“...Lá fora uma chuva fina que cai, aqui dentro um friozinho que não consigo perceber se é a ação do tempo, ou das lembranças que me vêem a cabeça. Antigamente tudo era perfeito...
O relógio despertava naquela mesma horinha de sempre, eu levantava pensando comigo, como seria o dia. Passava uma água no rosto, uma escova nos dentes, enquanto isso a chaleira chiando avisava que estava na hora do café. Quando eu pensava em tomar um gole de café, já estava na hora de sair correndo para não perder a hora.
Chegava ao trabalho, trocava de roupa e ia trabalhar. Eu achava engraçado como aqueles caras amarrados com aqueles couros, óculos, capacetes, enfim aquelas coisas que eles chamavam de EPI. Eu pensava comigo ‘que bando de puxa-sacos, ficam trabalhando com essas coisas só para se mostrar’. Eu pensava que eu é que estava certo, trabalhava sem usar aquelas coisas de nome engraçado: EPI, que coisa mais ridícula. Eu conseguia fazer tudo o que eles faziam, e se fosse olhar bem, eu fazia melhor ainda, porque eu não perdia tempo com aquelas besteiras.
Um dia, um cara metido a besta veio falar comigo e perguntou porque eu não usava os tais EPI’s. Eu, dono da situação como sempre, respondi a ele que não havia necessidade de tanta frescura pois o trabalho que estava executando era moleza. Foi aí que ele me disse que era Técnico de Segurança . Pensei comigo, grande coisa, só que fiquei na minha, pois sabia que ele até podia me prejudicar. Fiz de conta que ouvi e concordei com ele. Depois fiquei pensando comigo: 'pôxa, essa empresa contrata cada um’.
Um dia após o outro foi passando e eu trabalhando da mesma maneira. De vez em quando, vinha aquele tal técnico conversar comigo e eu esperto que era, fazia de conta que estava de acordo com tudo o que ele falava. Havia uns caras também, que eu achava o maior absurdo, só porque faziam parte de uma tal de CIPA, se achavam no direito de vir me encher a paciência para usar o tal de EPI. Eu, muito esperto, achava um jeito de me livrar daquela ladainha, quase todo dia vinha alguém me dar conselhos. Um dia me convidaram para participar de uma reunião da CIPA. Eu fui porque sabia que era obrigado a ir, mas cheguei lá e me livrei brincando, pois só disse que iria trabalhar equipado e me deixaram em paz.

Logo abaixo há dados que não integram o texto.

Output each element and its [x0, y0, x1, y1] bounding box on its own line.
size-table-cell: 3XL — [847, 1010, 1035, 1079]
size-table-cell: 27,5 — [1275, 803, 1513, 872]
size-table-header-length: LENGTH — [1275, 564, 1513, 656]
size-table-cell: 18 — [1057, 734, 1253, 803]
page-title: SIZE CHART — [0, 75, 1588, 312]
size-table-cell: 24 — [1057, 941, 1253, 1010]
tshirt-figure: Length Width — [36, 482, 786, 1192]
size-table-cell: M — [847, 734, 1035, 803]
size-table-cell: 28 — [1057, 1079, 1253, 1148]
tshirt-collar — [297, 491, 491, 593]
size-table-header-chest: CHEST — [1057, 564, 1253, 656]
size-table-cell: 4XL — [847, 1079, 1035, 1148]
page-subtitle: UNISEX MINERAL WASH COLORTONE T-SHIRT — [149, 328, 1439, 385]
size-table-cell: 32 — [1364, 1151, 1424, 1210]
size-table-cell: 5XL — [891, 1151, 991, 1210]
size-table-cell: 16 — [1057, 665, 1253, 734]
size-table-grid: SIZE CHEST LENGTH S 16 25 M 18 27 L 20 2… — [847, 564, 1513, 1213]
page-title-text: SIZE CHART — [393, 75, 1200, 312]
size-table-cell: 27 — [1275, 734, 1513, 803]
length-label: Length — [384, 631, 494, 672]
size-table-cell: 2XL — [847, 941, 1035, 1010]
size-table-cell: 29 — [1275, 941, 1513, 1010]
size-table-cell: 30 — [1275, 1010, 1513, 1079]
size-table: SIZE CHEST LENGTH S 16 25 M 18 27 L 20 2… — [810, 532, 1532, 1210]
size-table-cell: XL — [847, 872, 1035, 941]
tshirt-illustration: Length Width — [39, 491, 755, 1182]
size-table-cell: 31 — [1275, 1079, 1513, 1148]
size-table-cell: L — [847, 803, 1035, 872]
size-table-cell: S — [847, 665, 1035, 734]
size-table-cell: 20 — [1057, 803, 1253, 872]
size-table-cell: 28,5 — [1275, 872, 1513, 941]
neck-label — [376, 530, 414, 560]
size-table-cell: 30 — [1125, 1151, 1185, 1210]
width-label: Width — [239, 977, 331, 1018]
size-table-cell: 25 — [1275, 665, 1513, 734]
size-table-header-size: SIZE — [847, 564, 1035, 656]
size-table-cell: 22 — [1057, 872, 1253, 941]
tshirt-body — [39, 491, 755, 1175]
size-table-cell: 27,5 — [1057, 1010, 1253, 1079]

Agora notei que a chuva lá fora aumentou e também o frio aqui dentro, mas as lembranças tornam-se mais amargas. Eu lembro que naquele dia tudo corria bem. Eu esperto como sempre, trabalhava sem perder tempo com besteiras, desempenhava meu trabalho com a maior rapidez, olhava de um lado e lá estava um babaca perdendo tempo com o tal de EPI; olhava do outro e lá estava outro querendo se mostrar também, enquanto os outros não tinham começado ainda. Foi em um desses momentos em que eu estava reparando nos outros que aconteceu... Ouvi aquele barulho, e já em seguida senti uma dor aguda, foi quando perdi os sentidos. Acordei, estava num leito de hospital, e olhando ao redor reparei que estava acompanhado dos familiares, olhando o semblante de um por um, percebi que estavam tristes. Fiquei curioso e preocupado ao mesmo tempo. Por que todos estão tristes? Foi quando me disseram que eu estava inválido e que não poderia mais trabalhar. Confesso que tive a impressão que o mundo havia desabado sobre mim. Uma névoa sobre meus olhos pairou e de repente comecei a perceber nitidamente o quanto estava errado. Se tivesse ouvido aqueles que me alertaram, se eu tivesse perdido um pouco de tempo com os EPI’s, eu não estaria aqui neste momento sem poder produzir nada... eu não vou contar como foi meu acidente em detalhes porque hoje eu sei que todo tipo de Equipamento de Proteção Individual é importante, e a falta de qualquer um deles pode deixar uma pessoa inválida.
... Lá fora a chuva parou, mas eu vou ficar aqui sofrendo este frio de arrependimento, pois não posso me levantar para aproveitar a melhora do tempo...”
Um comentário:
Não sei se a história acima é real ou não, mas posso garantir que pessoas que agem da maneira que agia o personagem acima ainda existem por aí. Antigamente davam muita trabalho nós, profissionais da prevenção. Hoje melhorou muito e o nível de conscientização está bem maior, mas ainda tem pessoas que acham que somos os chatos que ficam vigiando os outros trabalhadores só para pegá-los fazendo coisa errada. Infelizmente não são poucos aqueles que sofrem por não terem aceitados nossas orientações e, sem hipocrisia, nós sofremos também por não ter conseguido convencê-los a usar os equipamentos de proteção.